Other Alzheimer's drugs that later failed in larger, more comprehensive effectiveness tests showed the same sort of initial promise as Biogen's, say neurologists. The biotechnology company said yesterday that it would move the drug, BIIB037, into a final-stage trial based on positive Phase 1 data, sending its shares up as much as 9.1 percent when the market opened.
The trial of fewer than 200 patients showed the drug removed a protein fragment that causes plaques in the brain that are a hallmark of Alzheimer's. Patients also did better on cognitive tests, Doug Williams, Biogen's head of research and development, said at a Deutsche Bank conference this week.
That's "good news, but not necessarily good enough news," said Samuel Gandy, director of New York's Mount Sinai Center for Cognitive Health. What counts as statistical success in a trial doesn't always mean a meaningful clinical difference for doctors and patients, he said.

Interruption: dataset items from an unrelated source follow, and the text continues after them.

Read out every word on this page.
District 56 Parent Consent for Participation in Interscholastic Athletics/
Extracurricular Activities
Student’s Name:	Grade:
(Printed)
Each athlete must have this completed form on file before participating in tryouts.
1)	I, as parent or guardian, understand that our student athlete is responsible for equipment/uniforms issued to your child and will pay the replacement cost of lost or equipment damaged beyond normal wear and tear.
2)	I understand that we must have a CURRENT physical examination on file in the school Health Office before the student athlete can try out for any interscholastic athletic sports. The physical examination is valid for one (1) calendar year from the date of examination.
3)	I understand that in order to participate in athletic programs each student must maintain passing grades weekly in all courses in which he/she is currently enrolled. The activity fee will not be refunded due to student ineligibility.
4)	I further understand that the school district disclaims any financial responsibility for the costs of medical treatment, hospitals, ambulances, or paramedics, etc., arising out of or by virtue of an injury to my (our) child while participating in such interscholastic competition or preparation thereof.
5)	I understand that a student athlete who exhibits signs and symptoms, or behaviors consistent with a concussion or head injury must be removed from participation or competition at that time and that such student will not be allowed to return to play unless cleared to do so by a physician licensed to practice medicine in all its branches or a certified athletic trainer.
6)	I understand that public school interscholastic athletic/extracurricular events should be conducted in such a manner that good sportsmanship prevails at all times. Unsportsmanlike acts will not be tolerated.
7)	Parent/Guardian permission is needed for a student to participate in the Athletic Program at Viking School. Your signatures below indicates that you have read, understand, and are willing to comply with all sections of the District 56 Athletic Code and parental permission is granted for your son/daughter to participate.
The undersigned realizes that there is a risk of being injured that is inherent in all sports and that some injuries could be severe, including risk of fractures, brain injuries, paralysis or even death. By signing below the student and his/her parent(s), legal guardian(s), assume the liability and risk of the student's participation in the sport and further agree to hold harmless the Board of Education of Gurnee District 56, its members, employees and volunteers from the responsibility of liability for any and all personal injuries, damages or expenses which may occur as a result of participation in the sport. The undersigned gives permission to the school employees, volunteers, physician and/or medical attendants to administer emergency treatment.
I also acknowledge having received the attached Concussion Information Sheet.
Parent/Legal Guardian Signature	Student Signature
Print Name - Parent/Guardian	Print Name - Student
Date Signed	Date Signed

The investor excitement over Biogen's data reflects the desperate need for a successful drug. There have been more than 100 failed attempts to develop a treatment for the neurodegenerative disease since 1998, according to a 2012 report by the trade group Pharmaceutical Research and Manufacturers of America. Only a handful of drugs have been approved to manage symptoms, and none to treat the cause.
Growing disease
Meanwhile, the Alzheimer's population is growing. An estimated 5.2 million Americans have the disease, according to the Alzheimer's Association. By 2025, that number is expected to grow 40 percent as the U.S. population ages. Alzheimer's causes memory loss, dementia, and is the sixth-leading cause of death in the U.S., according to the Alzheimer's Association.
Biogen said it will present full data from the trial early next year, which may clear up questions on how much the drug helped.
To produce a statistically significant cognition benefit in fewer than 200 patients who had only mild symptoms "is surprising" and "suggests the effect size is large," said Eric Schmidt, an analyst at Cowen & Co., in an e-mail.